How about the Op-Eds? What do they have to say? Let's see:
Washington Post - Froomkin says that Bush isn't changing strategy by sending 20,000 troops, just changing tactics.

Guardian - Like a deluded compulsive gambler, Bush is fuelling a new cold war: With air strikes on Somalia and a surge in troops in Iraq, he is staking everything on a finale he can call victory.

Post again - Cohen explains that Bush is the decider and that
And so those who have decided otherwise -- a couple of four-stars, maybe the chief spook and all those awfully smart people throughout government and academia -- are ignored and/or are heading out the door. Bush listened to them when he agreed with them and refused to listen when he did not. A so-called surge is a-coming, an escalation all decked out with an Orwellian-sounding name. An edifice built on a wobbly foundation -- a profound and enduring ignorance of Iraqi society -- will be patched up, but really, the whole thing is a tear-down. It will collapse no matter what we do.

Hrm... maybe the editors at the WS Journal can do better:
If the stakes in Iraq are as great as Mr. Bush says--and we believe they are--then he should commit whatever forces are needed to achieve success.
Now that's more like it!

Or how about the Weekly Standard?
This week the president will set forth his proposal. We hope and expect it will include a clear articulation of a new strategy for Iraq--a real effort, based on classic counterinsurgency doctrine, to secure the Iraqi population, first in Baghdad, and then in Anbar, along with substantial aid for economic development and jobs for Iraqis. This will be supported
by a rapid increase in the size of the force in Iraq by around 30,000 troops, and will signal a sharp departure from the failed Rumsfeld-Abizaid-Casey minimalist approach.

Oh well. I can't say that I agree that sending 20,000 more troops is going to help. I think that, had there been more from th beginning; had we not used Rumsfeld's strategy of having a smaller more agile force on the ground, things would be different now. I also think that we never should have gone there in the first place... but it's all together too late for that now.

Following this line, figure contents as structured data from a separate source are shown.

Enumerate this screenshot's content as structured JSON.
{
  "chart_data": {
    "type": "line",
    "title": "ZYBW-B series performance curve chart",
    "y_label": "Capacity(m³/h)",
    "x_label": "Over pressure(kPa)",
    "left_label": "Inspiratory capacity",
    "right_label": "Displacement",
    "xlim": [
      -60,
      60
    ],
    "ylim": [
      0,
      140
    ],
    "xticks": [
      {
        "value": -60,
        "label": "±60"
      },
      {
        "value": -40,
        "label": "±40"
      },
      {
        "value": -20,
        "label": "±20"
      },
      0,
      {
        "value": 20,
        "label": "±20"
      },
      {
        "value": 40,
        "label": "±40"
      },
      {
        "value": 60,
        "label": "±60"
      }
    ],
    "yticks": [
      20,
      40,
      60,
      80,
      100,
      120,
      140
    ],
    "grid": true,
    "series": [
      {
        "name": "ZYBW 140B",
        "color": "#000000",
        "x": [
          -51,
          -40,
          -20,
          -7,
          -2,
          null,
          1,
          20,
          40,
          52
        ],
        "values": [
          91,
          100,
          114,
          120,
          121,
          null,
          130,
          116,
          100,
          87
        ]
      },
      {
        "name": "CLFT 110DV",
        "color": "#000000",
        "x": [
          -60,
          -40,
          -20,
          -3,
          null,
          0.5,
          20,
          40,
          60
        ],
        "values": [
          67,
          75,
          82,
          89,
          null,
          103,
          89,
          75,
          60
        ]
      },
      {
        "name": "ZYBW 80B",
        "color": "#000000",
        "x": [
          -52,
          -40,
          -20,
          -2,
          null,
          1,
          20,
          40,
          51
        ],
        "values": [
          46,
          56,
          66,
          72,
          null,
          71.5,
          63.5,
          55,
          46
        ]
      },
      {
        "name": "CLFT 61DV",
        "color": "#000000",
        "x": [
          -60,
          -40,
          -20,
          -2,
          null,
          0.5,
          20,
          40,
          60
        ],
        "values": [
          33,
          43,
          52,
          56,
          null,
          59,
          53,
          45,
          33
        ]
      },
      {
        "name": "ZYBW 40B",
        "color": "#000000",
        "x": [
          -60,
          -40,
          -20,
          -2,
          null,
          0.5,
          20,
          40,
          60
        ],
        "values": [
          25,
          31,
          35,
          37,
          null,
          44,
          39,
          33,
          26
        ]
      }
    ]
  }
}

The saddest part of all: there's nothing that anyone can do to stop "the decider" from deciding. He'll send however many troops he wants until congress does something drastic and that's that. I think I'll write my (non-voting) congresswoman.

1 comment:

RoseCovered Glasses said...

There are good points in your article. I would like to supplement them with some information:

I am a 2 tour Vietnam Veteran who recently retired after 36 years of working in the Defense Industrial Complex on many of the weapons systems being used by our forces as we speak.

If you are interested in a view of the inside of the Pentagon procurement process from Vietnam to Iraq please check the posting at my blog entitled, “Odyssey of Armaments”

The Pentagon is a giant, incredibly complex establishment, budgeted in excess of $500B per year. The Rumsfelds, the Administrations and the Congressmen come and go but the real machinery of policy and procurement keeps grinding away, presenting the politicos who arrive with detail and alternatives slanted to perpetuate itself.

How can any newcomer, be he a President, a Congressman or even the new Sec. Def.Mr. Gates, understand such complexity, particularly if heretofore he has not had the clearance to get the full details?

Answer- he can’t. Therefore he accepts the alternatives provided by the career establishment that never goes away and he hopes he makes the right choices. Or he is influenced by a lobbyist or two representing companies in his district or special interest groups.

From a practical standpoint, policy and war decisions are made far below the levels of the talking heads who take the heat or the credit for the results.

This situation is unfortunate but it is absolute fact. Take it from one who has been to war and worked in the establishment.

This giant policy making and war machine will eventually come apart and have to be put back together to operate smaller, leaner and on less fuel. But that won’t happen until it hits a brick wall at high speed.

We will then have to run a Volkswagen instead of a Caddy and get along somehow. We better start practicing now and get off our high horse. Our golden aura in the world is beginning to dull from arrogance.